I tip back my head, sighing in delight as his kisses trail down my throat. “I agree.”

And right there, under the watchful eye of the mountains, with just the two of us on this vast frozen lake, Matthieu’s mouth on my skin, and his arms wrapped around me, I fall a little.

I fall into that place of perfect first dates, of dappled light and frost and slow dances. I fall into it with Matthieu.

We build the last of the furniture the next morning. He’s in the upstairs front bedroom, and I’m in the lounge putting a set of shelves up in the alcove next to the fireplace. He drops something and I hear him swear. There’s a thump, like an angry fist or a boot, then silence. I pause, place the screwdriver on the floor, and walk to the hallway.

“You all right?”

“Yeah, just . . .”

He mutters something I can’t quite catch.

I take the stairs two at a time, turning on the landing to rush into the room he’s in. I push the door open and find him sitting on the floor, one hand cradled in the other as he stares absently at the wall. There are shadows beneath his eyes, like charcoal with the edges smudged. “Your hand?”

“Caught it between the slats.”

He shrugs, attempting a smile, then closes his eyes. “Didn’t sleep well. I don’t know. Careless.”

There is a heaviness to him. A tiredness I haven’t really seen before. Perhaps caused by hurting his hand, or not getting enough sleep.
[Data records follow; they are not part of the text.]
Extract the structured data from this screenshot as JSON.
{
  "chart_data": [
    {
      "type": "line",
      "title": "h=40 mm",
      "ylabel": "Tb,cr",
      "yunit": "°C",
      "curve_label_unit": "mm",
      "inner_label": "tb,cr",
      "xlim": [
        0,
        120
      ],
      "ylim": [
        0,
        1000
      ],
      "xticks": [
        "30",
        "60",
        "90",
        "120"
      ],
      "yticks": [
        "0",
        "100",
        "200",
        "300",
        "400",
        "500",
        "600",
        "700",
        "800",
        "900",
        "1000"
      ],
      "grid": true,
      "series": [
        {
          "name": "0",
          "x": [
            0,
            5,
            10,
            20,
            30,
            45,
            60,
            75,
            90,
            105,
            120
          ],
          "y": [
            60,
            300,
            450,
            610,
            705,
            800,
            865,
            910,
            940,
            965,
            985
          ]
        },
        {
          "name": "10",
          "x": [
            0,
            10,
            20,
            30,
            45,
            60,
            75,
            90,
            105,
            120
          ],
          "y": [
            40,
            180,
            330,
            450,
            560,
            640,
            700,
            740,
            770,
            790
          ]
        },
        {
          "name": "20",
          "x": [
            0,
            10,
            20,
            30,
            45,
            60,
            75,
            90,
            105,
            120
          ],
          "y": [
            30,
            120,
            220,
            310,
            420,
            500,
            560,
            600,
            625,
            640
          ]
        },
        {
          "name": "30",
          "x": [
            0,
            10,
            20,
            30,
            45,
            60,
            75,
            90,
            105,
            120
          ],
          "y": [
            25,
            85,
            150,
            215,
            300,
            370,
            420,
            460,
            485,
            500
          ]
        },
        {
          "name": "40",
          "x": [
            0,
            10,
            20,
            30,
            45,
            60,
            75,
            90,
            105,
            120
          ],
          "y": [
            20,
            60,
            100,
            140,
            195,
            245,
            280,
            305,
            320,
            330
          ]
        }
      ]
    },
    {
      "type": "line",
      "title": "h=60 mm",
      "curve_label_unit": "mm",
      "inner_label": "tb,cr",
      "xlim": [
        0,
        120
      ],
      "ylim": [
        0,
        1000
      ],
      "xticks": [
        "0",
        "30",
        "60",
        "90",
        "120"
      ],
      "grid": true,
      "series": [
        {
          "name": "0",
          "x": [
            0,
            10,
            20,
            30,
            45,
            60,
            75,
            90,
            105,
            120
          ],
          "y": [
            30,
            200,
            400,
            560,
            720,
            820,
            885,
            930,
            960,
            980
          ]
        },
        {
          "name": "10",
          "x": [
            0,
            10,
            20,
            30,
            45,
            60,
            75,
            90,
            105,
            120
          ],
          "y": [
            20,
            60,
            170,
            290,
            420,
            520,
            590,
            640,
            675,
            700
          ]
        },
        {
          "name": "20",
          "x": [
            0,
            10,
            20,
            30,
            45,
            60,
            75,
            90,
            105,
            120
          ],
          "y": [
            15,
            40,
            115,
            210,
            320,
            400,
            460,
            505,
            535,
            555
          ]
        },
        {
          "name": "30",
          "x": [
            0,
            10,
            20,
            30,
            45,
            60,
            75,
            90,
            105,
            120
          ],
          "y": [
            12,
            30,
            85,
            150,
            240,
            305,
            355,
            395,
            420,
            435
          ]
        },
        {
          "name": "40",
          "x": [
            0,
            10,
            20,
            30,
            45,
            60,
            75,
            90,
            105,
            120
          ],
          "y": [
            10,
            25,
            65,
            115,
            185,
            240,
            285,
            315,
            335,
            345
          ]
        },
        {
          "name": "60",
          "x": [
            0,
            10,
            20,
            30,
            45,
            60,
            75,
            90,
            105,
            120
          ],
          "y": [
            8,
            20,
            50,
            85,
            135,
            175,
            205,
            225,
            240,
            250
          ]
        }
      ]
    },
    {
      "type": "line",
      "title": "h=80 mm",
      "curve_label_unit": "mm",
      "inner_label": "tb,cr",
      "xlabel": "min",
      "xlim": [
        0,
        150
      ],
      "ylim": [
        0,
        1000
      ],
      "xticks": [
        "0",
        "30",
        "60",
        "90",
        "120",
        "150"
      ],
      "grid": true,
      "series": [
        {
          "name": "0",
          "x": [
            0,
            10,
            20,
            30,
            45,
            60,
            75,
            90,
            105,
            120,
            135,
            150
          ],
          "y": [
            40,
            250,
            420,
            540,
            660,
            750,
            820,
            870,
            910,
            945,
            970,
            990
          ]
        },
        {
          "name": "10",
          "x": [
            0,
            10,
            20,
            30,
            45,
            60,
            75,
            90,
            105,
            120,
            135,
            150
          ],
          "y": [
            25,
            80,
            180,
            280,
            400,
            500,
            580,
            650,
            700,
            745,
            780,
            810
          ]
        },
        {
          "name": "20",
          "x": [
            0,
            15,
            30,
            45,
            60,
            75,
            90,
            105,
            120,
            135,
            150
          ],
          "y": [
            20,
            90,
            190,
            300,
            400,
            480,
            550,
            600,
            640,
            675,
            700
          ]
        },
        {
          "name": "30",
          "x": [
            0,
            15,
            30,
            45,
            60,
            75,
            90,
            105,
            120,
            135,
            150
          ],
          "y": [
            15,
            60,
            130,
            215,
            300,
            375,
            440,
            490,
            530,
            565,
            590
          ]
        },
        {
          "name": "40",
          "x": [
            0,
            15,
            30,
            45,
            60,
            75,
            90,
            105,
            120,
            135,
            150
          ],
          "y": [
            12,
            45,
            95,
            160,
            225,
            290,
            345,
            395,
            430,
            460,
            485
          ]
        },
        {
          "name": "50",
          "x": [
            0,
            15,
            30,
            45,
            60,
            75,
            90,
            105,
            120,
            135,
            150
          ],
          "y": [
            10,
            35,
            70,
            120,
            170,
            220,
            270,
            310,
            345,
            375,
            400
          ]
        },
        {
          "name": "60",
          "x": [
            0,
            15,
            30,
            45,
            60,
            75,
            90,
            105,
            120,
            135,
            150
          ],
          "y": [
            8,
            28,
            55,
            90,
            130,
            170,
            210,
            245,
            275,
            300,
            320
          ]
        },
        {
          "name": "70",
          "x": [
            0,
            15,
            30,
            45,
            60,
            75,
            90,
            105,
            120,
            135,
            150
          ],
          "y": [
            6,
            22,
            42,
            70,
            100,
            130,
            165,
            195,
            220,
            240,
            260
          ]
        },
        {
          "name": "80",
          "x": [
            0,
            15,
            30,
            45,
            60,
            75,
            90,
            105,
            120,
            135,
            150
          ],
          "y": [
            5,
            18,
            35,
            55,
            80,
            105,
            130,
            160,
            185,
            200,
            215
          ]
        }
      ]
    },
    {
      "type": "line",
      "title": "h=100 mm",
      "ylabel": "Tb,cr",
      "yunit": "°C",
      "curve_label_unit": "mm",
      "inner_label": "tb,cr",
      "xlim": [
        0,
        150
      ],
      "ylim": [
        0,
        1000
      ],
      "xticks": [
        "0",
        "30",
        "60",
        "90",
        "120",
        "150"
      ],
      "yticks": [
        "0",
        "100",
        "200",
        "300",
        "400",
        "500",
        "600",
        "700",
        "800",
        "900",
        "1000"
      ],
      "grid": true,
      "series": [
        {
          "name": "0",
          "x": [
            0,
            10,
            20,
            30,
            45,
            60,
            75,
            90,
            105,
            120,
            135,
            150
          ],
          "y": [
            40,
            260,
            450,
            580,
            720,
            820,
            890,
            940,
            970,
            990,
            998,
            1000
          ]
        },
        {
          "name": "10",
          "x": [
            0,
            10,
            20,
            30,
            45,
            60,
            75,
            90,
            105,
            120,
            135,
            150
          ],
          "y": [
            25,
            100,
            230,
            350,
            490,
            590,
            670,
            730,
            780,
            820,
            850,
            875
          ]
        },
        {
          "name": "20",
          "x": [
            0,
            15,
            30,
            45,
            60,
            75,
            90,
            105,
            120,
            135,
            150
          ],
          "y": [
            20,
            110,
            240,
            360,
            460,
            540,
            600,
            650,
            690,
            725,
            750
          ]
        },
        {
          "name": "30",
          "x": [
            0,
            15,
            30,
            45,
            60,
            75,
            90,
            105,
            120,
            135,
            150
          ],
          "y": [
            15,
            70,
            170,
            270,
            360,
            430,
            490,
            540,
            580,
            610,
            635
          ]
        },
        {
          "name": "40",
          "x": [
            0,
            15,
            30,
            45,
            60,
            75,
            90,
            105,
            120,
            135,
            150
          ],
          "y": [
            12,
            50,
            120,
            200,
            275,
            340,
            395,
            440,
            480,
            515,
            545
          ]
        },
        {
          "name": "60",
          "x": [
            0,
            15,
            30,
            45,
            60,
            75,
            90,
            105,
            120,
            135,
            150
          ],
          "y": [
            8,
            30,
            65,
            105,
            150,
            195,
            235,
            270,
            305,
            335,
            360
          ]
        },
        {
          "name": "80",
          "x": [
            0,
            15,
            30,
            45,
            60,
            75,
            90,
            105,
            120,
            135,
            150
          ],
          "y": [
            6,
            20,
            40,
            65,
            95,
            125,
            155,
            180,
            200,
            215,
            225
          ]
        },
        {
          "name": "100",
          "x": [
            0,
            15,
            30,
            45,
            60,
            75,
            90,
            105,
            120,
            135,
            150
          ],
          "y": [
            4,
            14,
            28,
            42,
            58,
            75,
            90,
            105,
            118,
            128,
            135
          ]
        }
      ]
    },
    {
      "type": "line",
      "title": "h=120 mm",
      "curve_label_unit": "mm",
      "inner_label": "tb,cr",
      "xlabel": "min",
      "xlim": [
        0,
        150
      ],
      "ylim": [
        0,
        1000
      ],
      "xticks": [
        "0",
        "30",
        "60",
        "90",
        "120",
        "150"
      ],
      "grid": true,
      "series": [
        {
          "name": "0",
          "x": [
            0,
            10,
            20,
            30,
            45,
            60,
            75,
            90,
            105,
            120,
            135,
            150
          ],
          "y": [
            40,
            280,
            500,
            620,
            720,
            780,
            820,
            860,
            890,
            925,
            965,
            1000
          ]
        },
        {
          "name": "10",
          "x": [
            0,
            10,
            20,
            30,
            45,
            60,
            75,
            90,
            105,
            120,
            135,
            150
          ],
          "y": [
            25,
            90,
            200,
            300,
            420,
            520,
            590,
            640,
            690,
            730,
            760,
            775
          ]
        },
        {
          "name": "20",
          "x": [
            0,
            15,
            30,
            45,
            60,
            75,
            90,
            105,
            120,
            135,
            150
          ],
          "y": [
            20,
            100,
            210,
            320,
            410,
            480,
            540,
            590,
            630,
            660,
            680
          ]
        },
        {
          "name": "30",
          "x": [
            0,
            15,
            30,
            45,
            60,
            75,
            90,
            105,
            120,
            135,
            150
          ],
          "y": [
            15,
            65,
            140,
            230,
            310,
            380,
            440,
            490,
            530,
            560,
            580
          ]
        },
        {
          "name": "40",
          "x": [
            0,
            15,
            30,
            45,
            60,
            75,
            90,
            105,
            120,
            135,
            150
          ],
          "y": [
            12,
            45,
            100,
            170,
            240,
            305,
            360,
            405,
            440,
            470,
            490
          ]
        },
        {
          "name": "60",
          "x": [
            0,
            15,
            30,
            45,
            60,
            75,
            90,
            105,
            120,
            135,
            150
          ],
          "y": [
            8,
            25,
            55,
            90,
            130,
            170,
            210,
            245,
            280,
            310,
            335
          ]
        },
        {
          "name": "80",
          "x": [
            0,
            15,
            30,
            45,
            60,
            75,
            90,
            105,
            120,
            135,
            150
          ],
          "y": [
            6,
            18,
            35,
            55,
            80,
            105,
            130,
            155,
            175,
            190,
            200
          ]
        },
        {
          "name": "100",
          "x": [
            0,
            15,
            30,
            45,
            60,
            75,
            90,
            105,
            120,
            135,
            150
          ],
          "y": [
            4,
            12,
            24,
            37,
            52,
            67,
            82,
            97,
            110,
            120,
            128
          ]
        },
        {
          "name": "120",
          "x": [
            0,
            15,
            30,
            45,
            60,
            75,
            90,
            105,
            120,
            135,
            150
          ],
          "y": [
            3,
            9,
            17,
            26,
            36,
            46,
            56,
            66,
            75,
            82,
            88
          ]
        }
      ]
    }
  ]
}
Then he blurts out, “It’s the anniversary today.”

“Anniversary?”

I sit down beside him, taking his injured hand to check it over. It’s just as rough as my own are now, and there’s an angry red mark along the joints of his thumb and index finger.
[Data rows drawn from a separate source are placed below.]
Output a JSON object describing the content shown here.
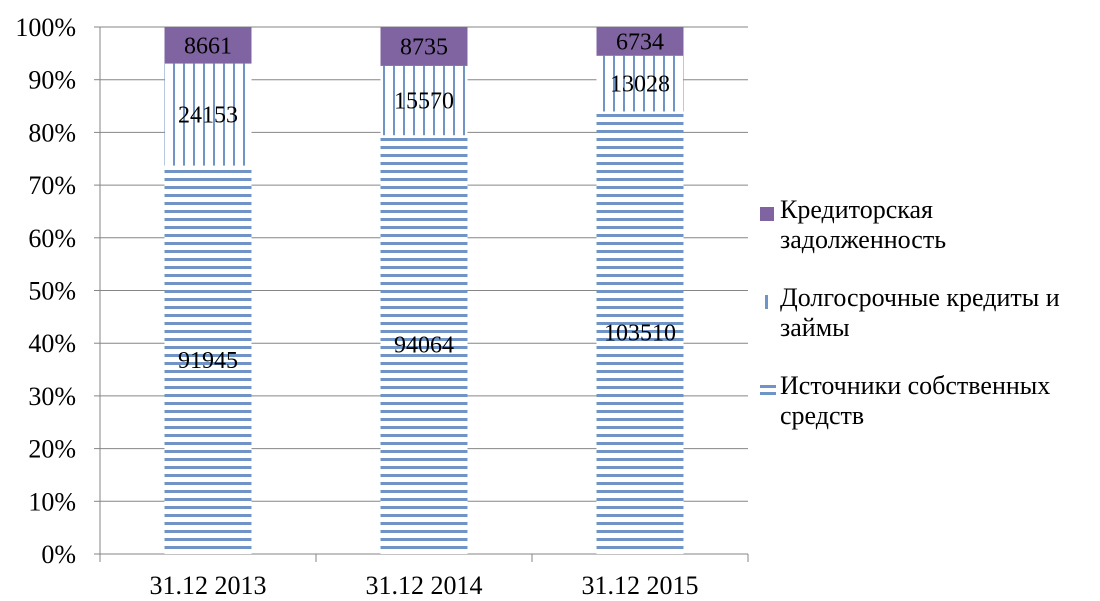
{
  "chart_data": {
    "type": "bar",
    "stacked": "percent",
    "categories": [
      "31.12 2013",
      "31.12 2014",
      "31.12 2015"
    ],
    "series": [
      {
        "name": "Источники собственных средств",
        "values": [
          91945,
          94064,
          103510
        ],
        "color": "#4f81bd",
        "pattern": "horizontal-stripes"
      },
      {
        "name": "Долгосрочные кредиты и займы",
        "values": [
          24153,
          15570,
          13028
        ],
        "color": "#4f81bd",
        "pattern": "vertical-stripes"
      },
      {
        "name": "Кредиторская задолженность",
        "values": [
          8661,
          8735,
          6734
        ],
        "color": "#8064a2",
        "pattern": "solid"
      }
    ],
    "y_ticks": [
      "0%",
      "10%",
      "20%",
      "30%",
      "40%",
      "50%",
      "60%",
      "70%",
      "80%",
      "90%",
      "100%"
    ],
    "ylim": [
      0,
      100
    ],
    "grid": true,
    "legend": {
      "position": "right",
      "order": [
        "Кредиторская задолженность",
        "Долгосрочные кредиты и займы",
        "Источники собственных средств"
      ],
      "lines": [
        [
          "Кредиторская",
          "задолженность"
        ],
        [
          "Долгосрочные кредиты и",
          "займы"
        ],
        [
          "Источники собственных",
          "средств"
        ]
      ]
    },
    "data_labels": true
  }
}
“You know I told you I used to come hiking with my brother? Henri?”

I still, wondering if this is the moment. The moment when I’ll find out more about the map, the twine, the cabin. “Yes.”

“Well, this is the day we lost him.”

Matthieu sighs. “I heard it gets easier, and I guess it has over the years. But this day . . .”

I bring both my hands around his, looking up at him. Noticing the way his hair is a little wild at the edges, his eyes dull beneath his heavy brows. I try not to register any surprise and instead allow him a moment to collect himself. That’s the thing with Matthieu. He’s quiet, thoughtful. In his manner and in the way he treats me. I don’t want him to feel rushed in this moment. I want him to share a piece of himself with me.

He keeps his gaze trained on the wall, as though seeing a thousand memories there. “Henri was older than me by a few years. But now I’m older than he ever . . .”

He swallows. “He would have teased you. Relentlessly.”

I lean my head on his shoulder. “I’d love to hear more about him. If you want to tell me.”

Matthieu takes a minute, and I wonder if he’s not quite ready. But then he blows out a breath, his fingers curling back around mine, and begins to talk. To tell me about Henri.

“He played guitar, and he spent hours working out each song, finding the right notes to something we heard on the radio. And . . . he was the one who made my whole family laugh. Real belly laughs, the kind that tip you backward in your chair at the dinner table.”

He huffs a laugh, looking at me. And I leave the space for him to keep talking.

As we sit there, with the sun wending its way through the sky, I figure Cora can’t be right. He’s just the quiet type, someone who chooses not to go into Woodsmoke too often. Or maybe he shops the next town over, perhaps avoiding memories of Henri. I do know how that feels, but I can imagine him being caught in cobwebs of memories if he traipsed through town.

He has to be real. How could someone who carries this much love and grief and promise not be?